After having a weekend full of delays and cancelations, airports and airlines have dealt with a massive buildup of passengers looking for alternative flight options. Thousands of flights have been canceled and delayed across the U.S. and the numbers keep rising. Why are airlines canceling flights and when will travel improve?
While there have been legitimate reasons for many of these flights to be canceled or delayed, lawmakers and government transportation officials have started to share the same feeling as passengers. Theyhave become frustrated with the schedule changes. There have even been discussions about possibly implementing regulations that enforce fines and other types of penalties for airlines rearranging so many flight plans.
Nearly 2,000 flights were canceled Monday.
According to FlightAware, over 17,920 delays occurred on Aug. 8, along with nearly 2,000 cancellations. Chicago O'Hare International leads the country in delays and cancellations. The airport is a common midpoint for people to transfer to connecting flights.
Air traffic has somewhat bounced back amid the COVID-19 pandemic.
Compared to the height of the COVID-19 pandemic, TSA (U.S. Transportation Security Administration) screened 2.19 million passengers on December 23, 2021. Air traffic stayed moderately sustainable until the spring and summer seasons began to approach in 2022.
Why are airlines canceling flights?
Many travelers are wondering why airline companies are canceling so many flights. Some of the top reasons airlines are changing up their schedules include:
- An increase in air traffic amid the summer season
- Weather-related incidents
- Self-inflicted disruptions
The self-inflicted disruptions have reportedly been one of the leading factors for delays this year. Many airlines implement delays or cancellations to help prevent further ones, but this year, they've only created increasingly more problems. This has led to discussions of lawmakers making airline companies have better compensation for these occurrences or face fines.
While the air traffic has bounced back, and on some days it even exceeded the pre-pandemic levels, airline companies are struggling to deploy workers to meet the soaring demand. While there has been a labor shortage situation in the U.S., the spread of the omicron variant of the COVID-19 virus in late 2021 made some pilots and other airline employees fearful to come back to their jobs.
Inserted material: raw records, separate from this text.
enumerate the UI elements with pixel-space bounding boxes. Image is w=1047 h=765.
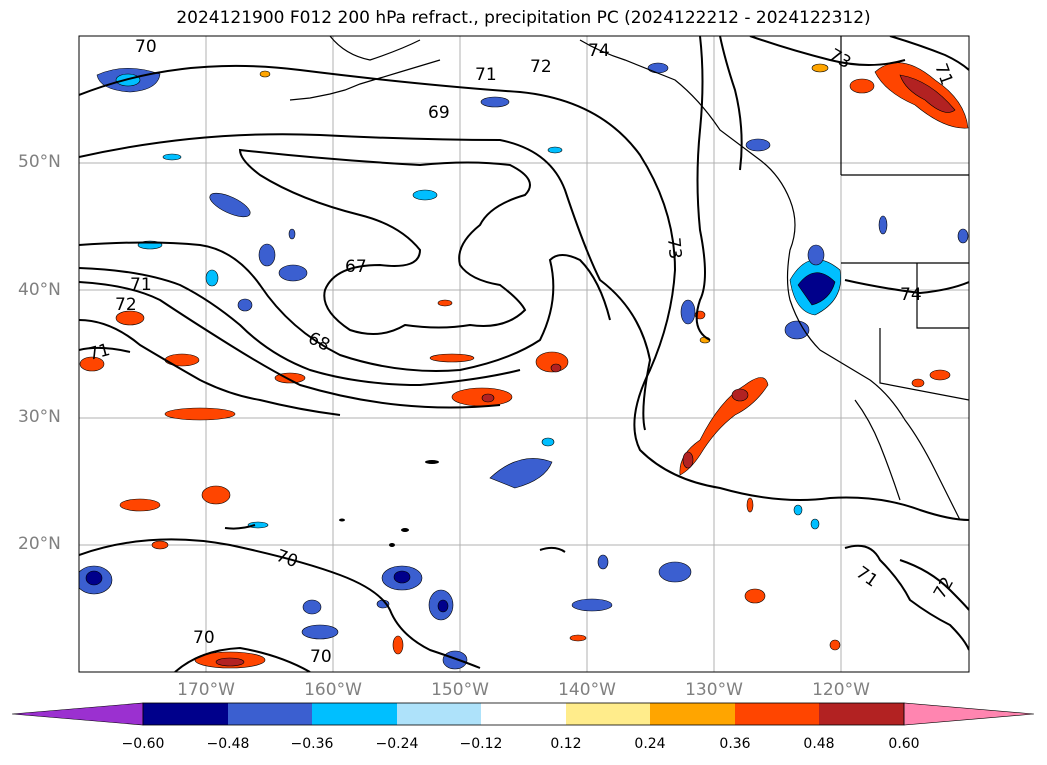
contour-label: 69	[428, 103, 450, 123]
contour-label: 70	[310, 647, 332, 667]
colorbar-tick-label: 0.48	[803, 736, 835, 752]
contour-label: 72	[530, 57, 552, 77]
lat-label: 30°N	[18, 407, 61, 427]
contour-label: 67	[345, 257, 367, 277]
gridlines	[79, 36, 969, 672]
colorbar-segment	[397, 703, 481, 725]
lon-label: 120°W	[812, 680, 870, 700]
colorbar-segment	[481, 703, 566, 725]
precip-positive-patches	[79, 62, 969, 669]
lat-label: 40°N	[18, 280, 61, 300]
map-background	[79, 36, 969, 672]
contour-label: 74	[900, 285, 922, 305]
coastlines	[289, 36, 969, 521]
colorbar-tick-label: 0.36	[719, 736, 751, 752]
colorbar-tick-label: −0.24	[375, 736, 419, 752]
lon-label: 170°W	[177, 680, 235, 700]
colorbar-segment	[143, 703, 228, 725]
contour-label: 70	[193, 628, 215, 648]
colorbar-tick-label: −0.60	[121, 736, 165, 752]
colorbar-segment	[312, 703, 397, 725]
colorbar-segment	[735, 703, 819, 725]
lon-label: 160°W	[304, 680, 362, 700]
colorbar-frame	[142, 702, 905, 726]
colorbar-segment	[650, 703, 735, 725]
colorbar-extend-right	[903, 702, 1035, 726]
colorbar-segment	[228, 703, 312, 725]
colorbar-tick-label: −0.48	[206, 736, 250, 752]
colorbar-segment	[566, 703, 650, 725]
colorbar-tick-label: −0.12	[459, 736, 503, 752]
colorbar	[11, 702, 1035, 726]
colorbar-tick-label: 0.60	[888, 736, 920, 752]
contour-label: 70	[135, 37, 157, 57]
colorbar-extend-left	[11, 702, 144, 726]
islands	[339, 460, 439, 547]
refractivity-contours	[79, 36, 969, 672]
colorbar-tick-label: 0.24	[634, 736, 666, 752]
contour-label: 73	[663, 237, 685, 260]
map-title: 2024121900 F012 200 hPa refract., precip…	[176, 8, 871, 28]
precip-negative-patches	[79, 62, 969, 670]
lat-label: 50°N	[18, 152, 61, 172]
contour-label: 71	[130, 275, 152, 295]
contour-label: 74	[588, 41, 610, 61]
lon-label: 130°W	[685, 680, 743, 700]
colorbar-tick-label: −0.36	[290, 736, 334, 752]
contour-label: 71	[475, 65, 497, 85]
colorbar-segment	[819, 703, 904, 725]
map-frame	[78, 35, 970, 673]
lon-label: 140°W	[558, 680, 616, 700]
lat-label: 20°N	[18, 534, 61, 554]
contour-label: 72	[115, 295, 137, 315]
colorbar-tick-label: 0.12	[550, 736, 582, 752]
lon-label: 150°W	[431, 680, 489, 700]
While COVID-19 cases have decreased, there's a new threat that could potentially have a huge impact on airlines — monkeypox.
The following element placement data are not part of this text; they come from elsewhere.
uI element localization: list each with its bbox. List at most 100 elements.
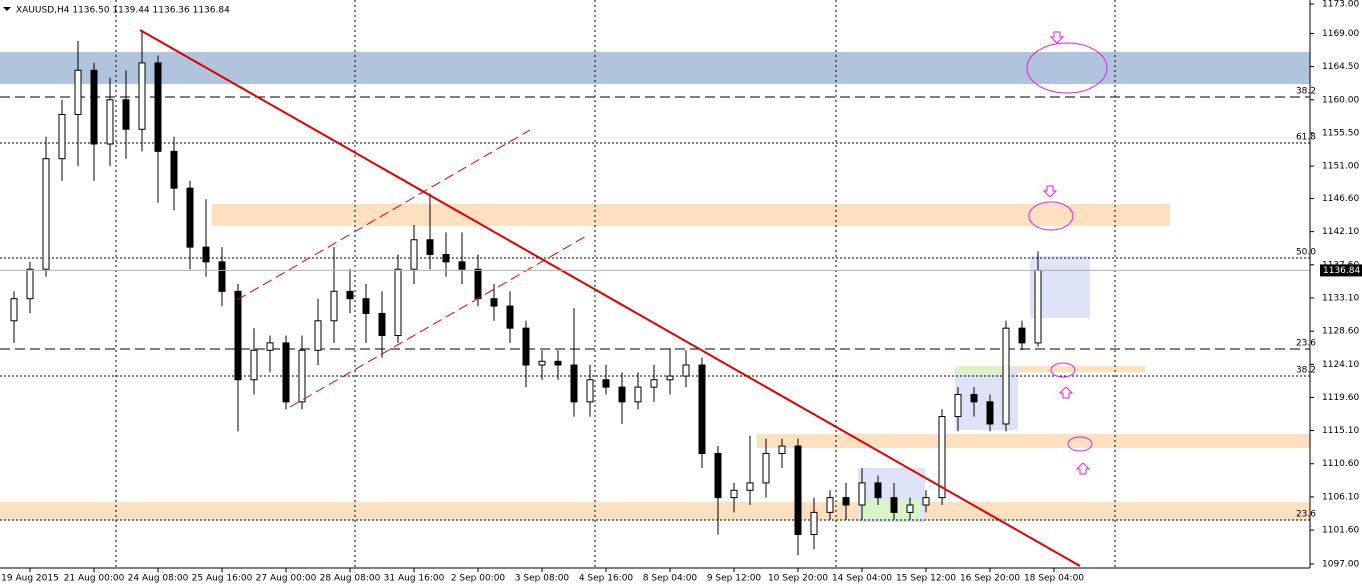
y-tick-label: 1169.00 (1322, 29, 1359, 39)
y-tick-label: 1160.00 (1322, 95, 1359, 105)
y-tick-label: 1115.10 (1322, 426, 1359, 436)
target-ellipse (1067, 436, 1093, 452)
x-tick-label: 16 Sep 20:00 (960, 574, 1020, 584)
candle-body (442, 253, 450, 263)
candle-body (218, 261, 226, 292)
candle-body (346, 290, 354, 300)
candle-body (122, 99, 130, 130)
candle-body (746, 482, 754, 491)
arrow-down (1042, 185, 1058, 198)
candle-body (666, 375, 674, 381)
candle-body (42, 158, 50, 270)
x-tick-label: 2 Sep 00:00 (451, 574, 506, 584)
arrow-down (1049, 31, 1065, 44)
x-tick-label: 3 Sep 08:00 (515, 574, 570, 584)
candle-body (906, 504, 914, 513)
candle-body (362, 298, 370, 314)
channel-line (289, 234, 589, 408)
candle-body (378, 312, 386, 337)
y-tick-label: 1124.10 (1322, 360, 1359, 370)
candle-body (186, 187, 194, 248)
candle-body (762, 452, 770, 484)
candle-body (538, 360, 546, 366)
candle-body (986, 401, 994, 425)
resistance-zone (0, 52, 1310, 84)
candle-body (922, 497, 930, 506)
candle-body (234, 290, 242, 381)
chart-title: XAUUSD,H4 1136.50 1139.44 1136.36 1136.8… (16, 6, 230, 16)
y-tick-label: 1128.60 (1322, 327, 1359, 337)
x-tick-label: 24 Aug 08:00 (128, 574, 189, 584)
y-tick-label: 1146.60 (1322, 194, 1359, 204)
candle-body (602, 379, 610, 388)
demand-zone (0, 502, 1310, 520)
y-tick-label: 1119.60 (1322, 393, 1359, 403)
candle-body (1034, 269, 1042, 344)
y-tick-label: 1133.10 (1322, 293, 1359, 303)
candle-body (826, 497, 834, 513)
candle-body (410, 239, 418, 270)
x-tick-label: 10 Sep 20:00 (768, 574, 828, 584)
candle-body (698, 364, 706, 454)
candle-body (778, 445, 786, 454)
candle-body (138, 62, 146, 130)
candle-body (714, 452, 722, 499)
supply-zone (212, 204, 1170, 226)
title-marker (3, 7, 11, 11)
fib-label: 50.0 (1296, 248, 1316, 258)
candle-body (394, 268, 402, 337)
candle-body (938, 416, 946, 499)
candle-body (202, 246, 210, 263)
x-tick-label: 27 Aug 00:00 (256, 574, 317, 584)
candle-body (874, 482, 882, 499)
candle-body (842, 497, 850, 506)
candles (10, 29, 1042, 556)
candle-body (858, 482, 866, 506)
fib-label: 38.2 (1296, 366, 1316, 376)
candle-body (26, 268, 34, 300)
y-tick-label: 1151.00 (1322, 162, 1359, 172)
x-tick-label: 8 Sep 04:00 (643, 574, 698, 584)
candle-body (90, 69, 98, 145)
candle-body (554, 360, 562, 366)
x-tick-label: 31 Aug 16:00 (384, 574, 445, 584)
candle-body (586, 379, 594, 403)
x-tick-label: 18 Sep 04:00 (1024, 574, 1084, 584)
candle-body (474, 268, 482, 300)
candle-body (650, 379, 658, 388)
candle-body (682, 364, 690, 377)
green-box (860, 500, 920, 520)
candle-body (314, 320, 322, 351)
candle-body (522, 327, 530, 366)
trend-line (139, 29, 1081, 567)
x-tick-label: 14 Sep 04:00 (832, 574, 892, 584)
candle-body (810, 511, 818, 535)
candle-body (730, 489, 738, 499)
x-tick-label: 28 Aug 08:00 (320, 574, 381, 584)
y-tick-label: 1173.00 (1322, 0, 1359, 9)
candle-body (970, 393, 978, 403)
candle-body (298, 349, 306, 403)
candle-body (250, 349, 258, 381)
candle-body (106, 99, 114, 145)
candle-body (506, 305, 514, 329)
candle-body (570, 364, 578, 403)
fib-label: 23.6 (1296, 510, 1316, 520)
candle-body (458, 261, 466, 270)
candle-body (490, 298, 498, 307)
x-tick-label: 25 Aug 16:00 (192, 574, 253, 584)
current-price-box (1320, 264, 1362, 277)
x-tick-label: 19 Aug 2015 (1, 574, 59, 584)
candle-body (282, 342, 290, 403)
candle-body (10, 298, 18, 322)
x-tick-label: 15 Sep 12:00 (896, 574, 956, 584)
candle-body (1002, 327, 1010, 425)
fib-label: 38.2 (1296, 87, 1316, 97)
candle-body (154, 62, 162, 152)
y-tick-label: 1155.50 (1322, 128, 1359, 138)
candle-body (618, 386, 626, 403)
target-ellipse (1028, 201, 1074, 231)
target-ellipse (1050, 362, 1076, 378)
An entire British Airways crew was held in quarantine in June, after one of the crew members tested positive for Monkeypox, according to Independent. The crew was held in quarantine for at least 21 days. The company has opened up discussion on how future flights around the world will handle positive test results for future crew members.
When will travel and flights get better?
Airlines traffic is expected to calm down during the fall season, but you can expect congestion to pick back up during the winter holiday season. The International Air Transport Association (IATA), which is the world's largest airline trade association, expects the airline industry to return to pre-pandemic levels in 2023 at the earliest.